To quote from Ms. Albert, the loveable drag queen from The Bird Cage (1996), “I am quite aware of how ridiculous I am.” I also am quite aware that I am not loveable like Ms. Albert. A flamboyant gay man is likeable – he’s the face of the company nowadays. He is the symbol of upwardly mobile, progressive Spirit in a cesspool of capitalism and mandatory Liberalism that borders on fascism. What fat, ugly lesbian is the face of any company? Though, by now I find some solace, to once again borrow a quote, this time from a source I can’t recall, in thinking that “Although I was never loved, I realize I am not as unloveable as I once thought.”

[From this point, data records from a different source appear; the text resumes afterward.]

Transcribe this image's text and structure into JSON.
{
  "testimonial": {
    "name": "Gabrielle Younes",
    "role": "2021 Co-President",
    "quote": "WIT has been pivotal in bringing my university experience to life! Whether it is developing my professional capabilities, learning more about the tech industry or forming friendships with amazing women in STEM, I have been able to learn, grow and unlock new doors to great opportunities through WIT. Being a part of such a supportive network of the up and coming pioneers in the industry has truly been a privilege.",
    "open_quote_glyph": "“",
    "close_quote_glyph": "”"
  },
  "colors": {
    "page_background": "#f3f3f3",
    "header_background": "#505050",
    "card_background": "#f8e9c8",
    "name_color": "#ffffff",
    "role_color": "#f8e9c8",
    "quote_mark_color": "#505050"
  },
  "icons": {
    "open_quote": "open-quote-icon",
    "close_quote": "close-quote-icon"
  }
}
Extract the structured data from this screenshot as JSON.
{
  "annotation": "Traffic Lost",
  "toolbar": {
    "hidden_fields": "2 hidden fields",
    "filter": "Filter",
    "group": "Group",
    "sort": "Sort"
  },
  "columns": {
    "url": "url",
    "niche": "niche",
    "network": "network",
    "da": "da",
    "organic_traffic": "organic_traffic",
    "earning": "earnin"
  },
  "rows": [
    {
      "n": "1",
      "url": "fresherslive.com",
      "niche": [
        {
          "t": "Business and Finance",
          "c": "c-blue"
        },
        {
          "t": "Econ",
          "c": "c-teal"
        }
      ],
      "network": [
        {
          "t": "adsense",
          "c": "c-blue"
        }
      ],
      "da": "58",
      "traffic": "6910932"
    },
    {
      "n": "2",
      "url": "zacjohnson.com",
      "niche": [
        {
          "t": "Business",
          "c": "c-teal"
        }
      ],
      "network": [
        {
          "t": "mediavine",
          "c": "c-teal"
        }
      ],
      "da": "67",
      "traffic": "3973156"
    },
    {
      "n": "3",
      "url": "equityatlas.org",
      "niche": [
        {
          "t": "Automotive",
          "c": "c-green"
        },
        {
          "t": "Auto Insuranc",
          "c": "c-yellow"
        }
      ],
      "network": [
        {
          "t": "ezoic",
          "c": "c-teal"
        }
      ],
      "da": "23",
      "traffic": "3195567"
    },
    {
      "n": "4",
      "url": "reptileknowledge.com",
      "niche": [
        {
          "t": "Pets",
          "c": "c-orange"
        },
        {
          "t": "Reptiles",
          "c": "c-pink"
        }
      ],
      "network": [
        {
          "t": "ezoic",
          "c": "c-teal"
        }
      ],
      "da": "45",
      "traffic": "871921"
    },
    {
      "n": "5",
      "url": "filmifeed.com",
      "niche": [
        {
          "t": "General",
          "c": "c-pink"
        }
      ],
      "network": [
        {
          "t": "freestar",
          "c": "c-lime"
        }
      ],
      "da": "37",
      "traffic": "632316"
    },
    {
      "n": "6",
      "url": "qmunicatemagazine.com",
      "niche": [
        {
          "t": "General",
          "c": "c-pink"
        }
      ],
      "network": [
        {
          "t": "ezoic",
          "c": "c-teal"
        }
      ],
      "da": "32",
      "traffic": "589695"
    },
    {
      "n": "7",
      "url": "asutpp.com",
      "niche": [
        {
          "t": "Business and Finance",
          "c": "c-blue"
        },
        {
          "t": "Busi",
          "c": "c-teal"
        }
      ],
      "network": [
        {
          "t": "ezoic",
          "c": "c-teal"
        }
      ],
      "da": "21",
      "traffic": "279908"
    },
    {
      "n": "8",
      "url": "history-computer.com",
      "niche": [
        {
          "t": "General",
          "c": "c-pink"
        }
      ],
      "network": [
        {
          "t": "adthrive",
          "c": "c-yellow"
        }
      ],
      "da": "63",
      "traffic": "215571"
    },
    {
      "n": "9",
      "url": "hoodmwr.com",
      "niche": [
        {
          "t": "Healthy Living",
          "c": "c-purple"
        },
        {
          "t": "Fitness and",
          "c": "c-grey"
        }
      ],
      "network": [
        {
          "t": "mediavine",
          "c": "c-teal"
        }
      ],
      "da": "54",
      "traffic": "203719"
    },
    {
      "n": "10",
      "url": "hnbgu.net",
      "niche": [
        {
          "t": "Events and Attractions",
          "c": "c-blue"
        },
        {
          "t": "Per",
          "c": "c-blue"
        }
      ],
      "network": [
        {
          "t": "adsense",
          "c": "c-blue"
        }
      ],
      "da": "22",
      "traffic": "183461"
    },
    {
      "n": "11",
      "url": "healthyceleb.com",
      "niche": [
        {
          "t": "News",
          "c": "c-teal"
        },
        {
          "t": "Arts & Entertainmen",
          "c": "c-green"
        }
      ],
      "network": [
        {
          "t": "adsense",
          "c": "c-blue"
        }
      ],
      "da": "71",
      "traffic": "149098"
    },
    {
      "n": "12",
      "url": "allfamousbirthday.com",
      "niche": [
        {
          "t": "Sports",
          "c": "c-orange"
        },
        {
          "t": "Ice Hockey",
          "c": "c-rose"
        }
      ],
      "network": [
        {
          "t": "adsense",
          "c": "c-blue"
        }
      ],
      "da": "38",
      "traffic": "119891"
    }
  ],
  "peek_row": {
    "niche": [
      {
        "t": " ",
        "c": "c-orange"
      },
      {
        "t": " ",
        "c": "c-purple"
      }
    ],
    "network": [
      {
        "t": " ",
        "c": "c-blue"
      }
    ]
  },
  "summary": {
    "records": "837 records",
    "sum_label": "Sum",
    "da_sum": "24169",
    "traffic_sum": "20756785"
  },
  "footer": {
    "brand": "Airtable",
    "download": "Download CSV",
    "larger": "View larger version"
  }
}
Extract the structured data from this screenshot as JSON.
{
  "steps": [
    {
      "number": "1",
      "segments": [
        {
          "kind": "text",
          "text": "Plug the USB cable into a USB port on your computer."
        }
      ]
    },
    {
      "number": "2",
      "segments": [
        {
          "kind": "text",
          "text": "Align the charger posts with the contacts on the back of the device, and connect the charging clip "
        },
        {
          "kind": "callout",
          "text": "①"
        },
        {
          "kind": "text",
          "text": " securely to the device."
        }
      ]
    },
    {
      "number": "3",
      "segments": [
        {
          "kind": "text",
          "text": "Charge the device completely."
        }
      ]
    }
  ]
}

Like Socrates, ridiculed in his own time and cast as this or that by his opponents, I aim in my professional capacities and in living to recast, at least in the manner I see it, feminist philosophy as a necessary component to any philosophy department worthy of the name. To not even give feminist philosophy a chance to be on trial, to dismiss it a priori as ‘merely political’ is antithetical to many of the goals that many of us first strove towards in our early years of studying philosophy – the goals that many of us saw as representative of fighting the good fight. If we really believe in Socrates’ mission, we should not only tolerate feminist philosophy, but actually encourage our students to engage with its subject matters. Dylan/Zimmerman: “Lest I become my enemy in the instant that I preach…” Well, if this whole rant is actually a performative contradiction in itself, meh! Socrates’ dialogues ended in aporia and we still read him or at least force our first-year students to do so.
I will likely regret writing every sentence I’ve written. Like David Foster Wallace, I grimace after most things I say. More to come.